The environmental context and underlying energy systems evolve over time. Updating emission factors to reflect these changes ensures that historical and contemporary activities are not treated as though they occurred under identical conditions.

Illustration:
Driving 10 km in an “average car” in 2015 might have been associated with a higher proportion of fossil-fueled vehicles and fewer low- or zero-emission options. By 2024, a greater share of the fleet might be electric or hybrid, lowering the average emissions per km traveled. Consequently, an emission factor suited to 2015 conditions would overestimate emissions in 2024, while a 2024-appropriate factor provides a more accurate representation of real-world improvements.

This temporal granularity is particularly meaningful when analyzing long-term trends in an organization’s carbon footprint, as it ensures that year-over-year comparisons remain grounded in contemporaneous data.

Ensuring Transparency and Consistency

To maintain full auditability and stakeholder confidence, it is advisable to:

  • Document Database Selection Criteria: Clearly state in the organization’s carbon accounting methodology or calculation manual why and how certain years’ databases are chosen. Include notes on the platform’s logic for version selection.
  • Reference Specific Versions and Sources: Within the emissions output, reference the exact version year of the emission factor database applied for each activity. This allows auditors to verify that the chosen emission factors align with the reporting period and are not artificially inflated or deflated by outdated assumptions.
  • Align with GHG Protocol Principles: By using time-appropriate emission factor databases, organizations respect the GHG Protocol’s principles of relevance and accuracy. Emissions estimates are more representative, facilitating more meaningful comparisons and more informed decision-making.
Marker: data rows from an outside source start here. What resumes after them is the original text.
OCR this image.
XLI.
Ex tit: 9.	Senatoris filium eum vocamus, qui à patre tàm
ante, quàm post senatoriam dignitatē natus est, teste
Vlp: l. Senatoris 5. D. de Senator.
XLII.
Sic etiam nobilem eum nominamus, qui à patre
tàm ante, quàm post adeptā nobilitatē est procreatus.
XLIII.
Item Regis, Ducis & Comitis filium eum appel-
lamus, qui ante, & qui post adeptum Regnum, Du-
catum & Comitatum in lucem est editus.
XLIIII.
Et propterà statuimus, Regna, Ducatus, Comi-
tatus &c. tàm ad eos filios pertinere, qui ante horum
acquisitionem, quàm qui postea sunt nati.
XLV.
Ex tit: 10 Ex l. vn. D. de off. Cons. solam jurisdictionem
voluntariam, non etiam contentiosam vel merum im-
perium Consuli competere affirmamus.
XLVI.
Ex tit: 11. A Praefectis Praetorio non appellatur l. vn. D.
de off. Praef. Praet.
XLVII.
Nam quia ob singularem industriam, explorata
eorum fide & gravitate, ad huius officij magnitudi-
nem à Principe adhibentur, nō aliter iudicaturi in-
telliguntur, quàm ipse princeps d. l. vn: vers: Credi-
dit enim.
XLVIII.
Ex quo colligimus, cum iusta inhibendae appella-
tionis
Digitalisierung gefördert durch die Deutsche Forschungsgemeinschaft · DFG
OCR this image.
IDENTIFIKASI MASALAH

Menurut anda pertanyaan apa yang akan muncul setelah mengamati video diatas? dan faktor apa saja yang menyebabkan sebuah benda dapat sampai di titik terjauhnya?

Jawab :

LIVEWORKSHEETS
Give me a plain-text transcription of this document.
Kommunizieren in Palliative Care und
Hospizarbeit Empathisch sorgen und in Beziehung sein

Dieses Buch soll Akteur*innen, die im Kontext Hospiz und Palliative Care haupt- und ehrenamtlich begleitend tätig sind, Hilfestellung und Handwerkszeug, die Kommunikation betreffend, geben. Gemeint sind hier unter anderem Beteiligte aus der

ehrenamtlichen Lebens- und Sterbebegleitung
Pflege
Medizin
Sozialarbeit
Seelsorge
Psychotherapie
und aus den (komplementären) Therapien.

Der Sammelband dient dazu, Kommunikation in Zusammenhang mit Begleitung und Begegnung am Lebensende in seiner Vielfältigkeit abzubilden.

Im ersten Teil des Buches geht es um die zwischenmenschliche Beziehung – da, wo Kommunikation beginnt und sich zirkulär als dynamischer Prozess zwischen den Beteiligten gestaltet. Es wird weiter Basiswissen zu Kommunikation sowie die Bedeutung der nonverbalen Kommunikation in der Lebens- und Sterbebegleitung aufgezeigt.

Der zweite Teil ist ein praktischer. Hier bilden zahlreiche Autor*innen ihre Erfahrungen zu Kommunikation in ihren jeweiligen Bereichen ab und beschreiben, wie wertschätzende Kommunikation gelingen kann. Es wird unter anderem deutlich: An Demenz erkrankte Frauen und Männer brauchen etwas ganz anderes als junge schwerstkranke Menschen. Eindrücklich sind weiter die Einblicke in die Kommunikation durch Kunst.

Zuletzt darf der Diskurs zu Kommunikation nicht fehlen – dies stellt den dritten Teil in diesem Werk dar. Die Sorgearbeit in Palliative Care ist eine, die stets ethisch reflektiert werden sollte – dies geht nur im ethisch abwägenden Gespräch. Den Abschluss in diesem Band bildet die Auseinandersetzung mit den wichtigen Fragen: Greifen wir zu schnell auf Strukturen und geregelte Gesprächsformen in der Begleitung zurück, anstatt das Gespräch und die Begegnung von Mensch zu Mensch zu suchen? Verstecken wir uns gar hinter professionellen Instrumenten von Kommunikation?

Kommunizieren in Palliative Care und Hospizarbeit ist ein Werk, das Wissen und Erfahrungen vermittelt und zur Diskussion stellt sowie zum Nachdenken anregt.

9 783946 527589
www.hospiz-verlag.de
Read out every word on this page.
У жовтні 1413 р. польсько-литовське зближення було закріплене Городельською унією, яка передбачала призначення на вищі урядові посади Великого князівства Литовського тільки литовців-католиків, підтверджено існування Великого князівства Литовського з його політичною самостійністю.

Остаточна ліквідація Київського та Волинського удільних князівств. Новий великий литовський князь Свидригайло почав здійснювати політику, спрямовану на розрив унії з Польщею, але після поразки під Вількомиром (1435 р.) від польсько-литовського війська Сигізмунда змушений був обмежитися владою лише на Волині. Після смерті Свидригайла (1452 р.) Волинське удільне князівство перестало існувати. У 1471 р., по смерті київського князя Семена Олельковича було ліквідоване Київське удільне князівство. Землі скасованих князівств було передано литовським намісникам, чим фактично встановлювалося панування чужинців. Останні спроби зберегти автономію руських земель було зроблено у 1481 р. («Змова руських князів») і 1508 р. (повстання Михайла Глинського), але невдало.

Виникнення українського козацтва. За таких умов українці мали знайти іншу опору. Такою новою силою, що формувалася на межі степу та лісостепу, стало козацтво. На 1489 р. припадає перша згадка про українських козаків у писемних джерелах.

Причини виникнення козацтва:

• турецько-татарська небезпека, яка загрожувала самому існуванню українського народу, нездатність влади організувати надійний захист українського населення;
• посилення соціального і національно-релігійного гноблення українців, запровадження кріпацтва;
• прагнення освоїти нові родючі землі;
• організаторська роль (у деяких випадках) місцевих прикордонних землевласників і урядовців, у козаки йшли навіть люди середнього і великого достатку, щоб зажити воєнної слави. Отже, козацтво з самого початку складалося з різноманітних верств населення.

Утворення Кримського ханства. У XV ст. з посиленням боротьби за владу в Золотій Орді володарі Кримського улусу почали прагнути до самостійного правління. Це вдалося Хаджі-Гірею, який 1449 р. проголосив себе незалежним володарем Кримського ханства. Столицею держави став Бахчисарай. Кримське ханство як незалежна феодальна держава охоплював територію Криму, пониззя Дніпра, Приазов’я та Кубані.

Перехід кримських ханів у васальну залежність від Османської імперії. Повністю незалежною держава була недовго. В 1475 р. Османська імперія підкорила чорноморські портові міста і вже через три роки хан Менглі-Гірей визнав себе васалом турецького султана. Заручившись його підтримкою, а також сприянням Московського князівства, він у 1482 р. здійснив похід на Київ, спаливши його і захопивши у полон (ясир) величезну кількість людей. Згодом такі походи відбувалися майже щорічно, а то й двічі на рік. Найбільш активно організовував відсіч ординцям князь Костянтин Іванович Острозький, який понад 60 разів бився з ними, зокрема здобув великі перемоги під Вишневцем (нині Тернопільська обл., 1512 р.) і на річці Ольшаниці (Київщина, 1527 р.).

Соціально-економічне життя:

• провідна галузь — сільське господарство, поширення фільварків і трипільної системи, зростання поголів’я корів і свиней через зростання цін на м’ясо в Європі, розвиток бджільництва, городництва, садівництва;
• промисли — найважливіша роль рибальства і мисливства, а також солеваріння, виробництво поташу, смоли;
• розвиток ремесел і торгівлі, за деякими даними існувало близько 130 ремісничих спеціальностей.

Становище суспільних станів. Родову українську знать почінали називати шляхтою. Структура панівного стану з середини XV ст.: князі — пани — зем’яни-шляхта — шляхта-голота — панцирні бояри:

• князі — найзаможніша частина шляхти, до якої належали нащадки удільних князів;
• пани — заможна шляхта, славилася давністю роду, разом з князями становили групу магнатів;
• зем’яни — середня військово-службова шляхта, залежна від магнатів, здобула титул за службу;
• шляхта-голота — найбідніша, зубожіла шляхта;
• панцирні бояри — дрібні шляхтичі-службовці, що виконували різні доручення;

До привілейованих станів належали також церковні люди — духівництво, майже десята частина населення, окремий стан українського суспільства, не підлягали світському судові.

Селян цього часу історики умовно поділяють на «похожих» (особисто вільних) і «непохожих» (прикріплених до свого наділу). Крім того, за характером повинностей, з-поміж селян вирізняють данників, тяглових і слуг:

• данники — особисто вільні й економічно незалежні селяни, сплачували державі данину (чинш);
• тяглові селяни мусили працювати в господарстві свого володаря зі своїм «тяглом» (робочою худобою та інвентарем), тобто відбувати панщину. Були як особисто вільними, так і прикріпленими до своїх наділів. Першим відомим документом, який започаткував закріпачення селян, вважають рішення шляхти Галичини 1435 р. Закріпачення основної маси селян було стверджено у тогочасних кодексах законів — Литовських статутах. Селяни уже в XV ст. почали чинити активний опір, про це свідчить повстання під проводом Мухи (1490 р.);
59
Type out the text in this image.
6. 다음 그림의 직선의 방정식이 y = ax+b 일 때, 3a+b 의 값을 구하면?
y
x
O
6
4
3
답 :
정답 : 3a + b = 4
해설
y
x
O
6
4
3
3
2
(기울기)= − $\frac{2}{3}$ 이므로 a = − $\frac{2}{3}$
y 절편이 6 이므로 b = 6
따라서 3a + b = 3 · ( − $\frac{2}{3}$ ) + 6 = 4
Continuous Improvement and Alignment with Future Data

As new database versions are released, organizations can rely on the platform’s automated selection mechanism to integrate these updated factors seamlessly. Over time, this iterative process not only sustains the credibility of the emissions inventory but also encourages users to remain attuned to evolving environmental realities and to refine their reporting practices accordingly.


In summary, employing a versioning strategy for emission factor databases is crucial for ensuring that each line item’s calculations reflect the temporal context of the underlying activity. By automatically selecting the closest available database year based on posting dates or reporting periods, organizations uphold the integrity, relevance, and credibility of their emissions inventory, thus enhancing the alignment with GHG Protocol standards and facilitating robust external verification.